Although such reasoning and negotiations may seem commonplace in today’s world, Hugo’s business savvy helped him avoid the financial and artistic dependence on the new reading public that many of his contemporaries faced. Indeed, the novel proved its worth in the 1830s with a number of successes-among them Stendhal’s
Le Rouge et le Noir (The Red and the Black,
1830) and Balzac’s
La Peau de chagrin (The Magic Skin,
1831)—increasingly validating the capacities of the form. As realism gradually emerged as the aesthetic and literary movement that would transform the novel into the principal literary genre, and as the serial publication of novels in newspapers spurred on the industrialization of literature, the novelist of the nineteenth century—well known or not-had to live by his or (much less often) her pen, and with this reality often came practical and artistic constraints. In Hugo’s case, however, his careful management of the publication and republication of not only
The Hunchback of Notre Dame
but also his theatrical works and poetry resulted in a financial independence that ultimately allowed him to avoid the same kinds of concerns about content and style; he could write what he wanted, when he wanted.
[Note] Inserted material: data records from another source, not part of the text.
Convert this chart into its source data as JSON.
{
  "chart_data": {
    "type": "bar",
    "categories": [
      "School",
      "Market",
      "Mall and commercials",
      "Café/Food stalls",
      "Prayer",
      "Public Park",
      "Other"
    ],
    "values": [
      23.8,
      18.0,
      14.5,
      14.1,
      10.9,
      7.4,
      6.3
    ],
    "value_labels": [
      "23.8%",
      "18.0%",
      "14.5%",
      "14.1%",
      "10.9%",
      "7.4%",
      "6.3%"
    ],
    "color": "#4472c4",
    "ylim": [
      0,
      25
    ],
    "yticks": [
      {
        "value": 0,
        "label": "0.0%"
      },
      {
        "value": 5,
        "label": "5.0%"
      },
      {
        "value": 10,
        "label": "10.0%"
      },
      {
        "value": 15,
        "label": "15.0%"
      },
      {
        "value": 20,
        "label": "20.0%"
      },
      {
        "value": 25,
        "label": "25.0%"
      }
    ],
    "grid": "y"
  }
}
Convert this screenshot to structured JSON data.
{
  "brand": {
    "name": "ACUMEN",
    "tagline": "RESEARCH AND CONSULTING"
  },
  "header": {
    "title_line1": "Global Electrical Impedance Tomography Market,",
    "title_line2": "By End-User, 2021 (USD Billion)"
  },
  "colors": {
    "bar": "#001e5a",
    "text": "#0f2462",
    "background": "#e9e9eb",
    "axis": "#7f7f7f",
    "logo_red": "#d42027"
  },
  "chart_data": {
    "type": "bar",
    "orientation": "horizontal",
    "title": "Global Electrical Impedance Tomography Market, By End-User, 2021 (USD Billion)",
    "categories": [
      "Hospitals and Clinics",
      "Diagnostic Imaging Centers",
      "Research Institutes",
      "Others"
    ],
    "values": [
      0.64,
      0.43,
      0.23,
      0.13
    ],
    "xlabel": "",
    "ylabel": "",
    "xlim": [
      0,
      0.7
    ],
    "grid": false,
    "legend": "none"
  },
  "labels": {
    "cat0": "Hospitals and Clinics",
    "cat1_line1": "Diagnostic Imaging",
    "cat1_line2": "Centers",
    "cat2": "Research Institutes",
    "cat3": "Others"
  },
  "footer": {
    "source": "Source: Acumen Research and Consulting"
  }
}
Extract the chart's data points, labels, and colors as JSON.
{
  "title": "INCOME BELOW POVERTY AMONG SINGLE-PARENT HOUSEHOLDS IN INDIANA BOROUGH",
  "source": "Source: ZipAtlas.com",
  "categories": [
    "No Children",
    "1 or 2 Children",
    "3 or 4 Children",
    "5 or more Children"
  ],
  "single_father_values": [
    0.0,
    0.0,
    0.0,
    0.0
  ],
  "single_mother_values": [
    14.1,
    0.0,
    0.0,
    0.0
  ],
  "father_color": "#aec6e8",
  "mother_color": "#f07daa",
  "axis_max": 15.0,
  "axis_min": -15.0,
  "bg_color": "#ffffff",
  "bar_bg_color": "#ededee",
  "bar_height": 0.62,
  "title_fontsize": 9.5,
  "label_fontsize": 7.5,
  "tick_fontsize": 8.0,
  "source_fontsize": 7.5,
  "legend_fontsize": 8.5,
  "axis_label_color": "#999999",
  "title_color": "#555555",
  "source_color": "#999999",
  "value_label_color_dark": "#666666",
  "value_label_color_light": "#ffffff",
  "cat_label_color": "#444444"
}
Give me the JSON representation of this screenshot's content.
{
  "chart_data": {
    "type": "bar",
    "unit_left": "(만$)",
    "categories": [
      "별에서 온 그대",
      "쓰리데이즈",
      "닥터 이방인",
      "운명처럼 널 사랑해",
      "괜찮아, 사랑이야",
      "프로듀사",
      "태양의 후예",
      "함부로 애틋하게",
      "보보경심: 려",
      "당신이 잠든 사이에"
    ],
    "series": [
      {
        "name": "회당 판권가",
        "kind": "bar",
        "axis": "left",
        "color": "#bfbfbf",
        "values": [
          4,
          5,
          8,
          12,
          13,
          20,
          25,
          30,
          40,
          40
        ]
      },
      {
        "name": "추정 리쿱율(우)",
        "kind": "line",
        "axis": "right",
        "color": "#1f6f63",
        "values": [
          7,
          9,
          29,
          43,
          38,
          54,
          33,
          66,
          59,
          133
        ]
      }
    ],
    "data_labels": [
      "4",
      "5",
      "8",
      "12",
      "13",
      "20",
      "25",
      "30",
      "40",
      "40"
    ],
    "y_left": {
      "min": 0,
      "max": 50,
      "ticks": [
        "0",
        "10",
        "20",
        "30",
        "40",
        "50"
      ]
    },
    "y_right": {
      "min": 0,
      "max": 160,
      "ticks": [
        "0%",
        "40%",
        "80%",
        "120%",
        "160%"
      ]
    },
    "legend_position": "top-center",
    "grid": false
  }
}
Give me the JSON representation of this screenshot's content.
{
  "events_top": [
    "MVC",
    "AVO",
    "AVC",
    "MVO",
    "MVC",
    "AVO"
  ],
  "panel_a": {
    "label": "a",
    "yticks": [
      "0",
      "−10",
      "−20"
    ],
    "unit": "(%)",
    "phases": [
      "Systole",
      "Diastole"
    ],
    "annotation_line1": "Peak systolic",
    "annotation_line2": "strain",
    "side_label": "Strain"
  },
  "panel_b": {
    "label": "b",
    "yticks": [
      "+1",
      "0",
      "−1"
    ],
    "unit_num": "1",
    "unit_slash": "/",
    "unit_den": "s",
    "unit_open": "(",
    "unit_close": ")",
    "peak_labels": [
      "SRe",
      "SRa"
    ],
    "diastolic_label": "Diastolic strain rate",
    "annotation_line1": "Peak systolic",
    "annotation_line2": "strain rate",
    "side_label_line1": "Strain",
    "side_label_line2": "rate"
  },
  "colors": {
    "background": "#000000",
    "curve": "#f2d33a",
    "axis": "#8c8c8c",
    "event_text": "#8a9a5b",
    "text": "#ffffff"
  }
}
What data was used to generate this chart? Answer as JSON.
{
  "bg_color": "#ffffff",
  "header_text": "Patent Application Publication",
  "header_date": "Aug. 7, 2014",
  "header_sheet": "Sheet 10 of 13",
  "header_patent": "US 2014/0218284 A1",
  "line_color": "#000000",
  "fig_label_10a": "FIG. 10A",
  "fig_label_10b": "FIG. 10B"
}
With regard to his fiction, which subsequently included
Les Misérables
(1862),
Les Travailleurs de la mer (The Toilers of the Sea
, 1866),
L‘Homme qui rit (The Man Who Laughs,
1869), and
Quatrevingt-treize (Ninety-three,
1874), this freedom gave Hugo the space he needed to continue pursuing the concept of the novel outlined in his review of
Quentin Durward,
one in which core, universal truths are transmitted through an expansive exploration of the human condition.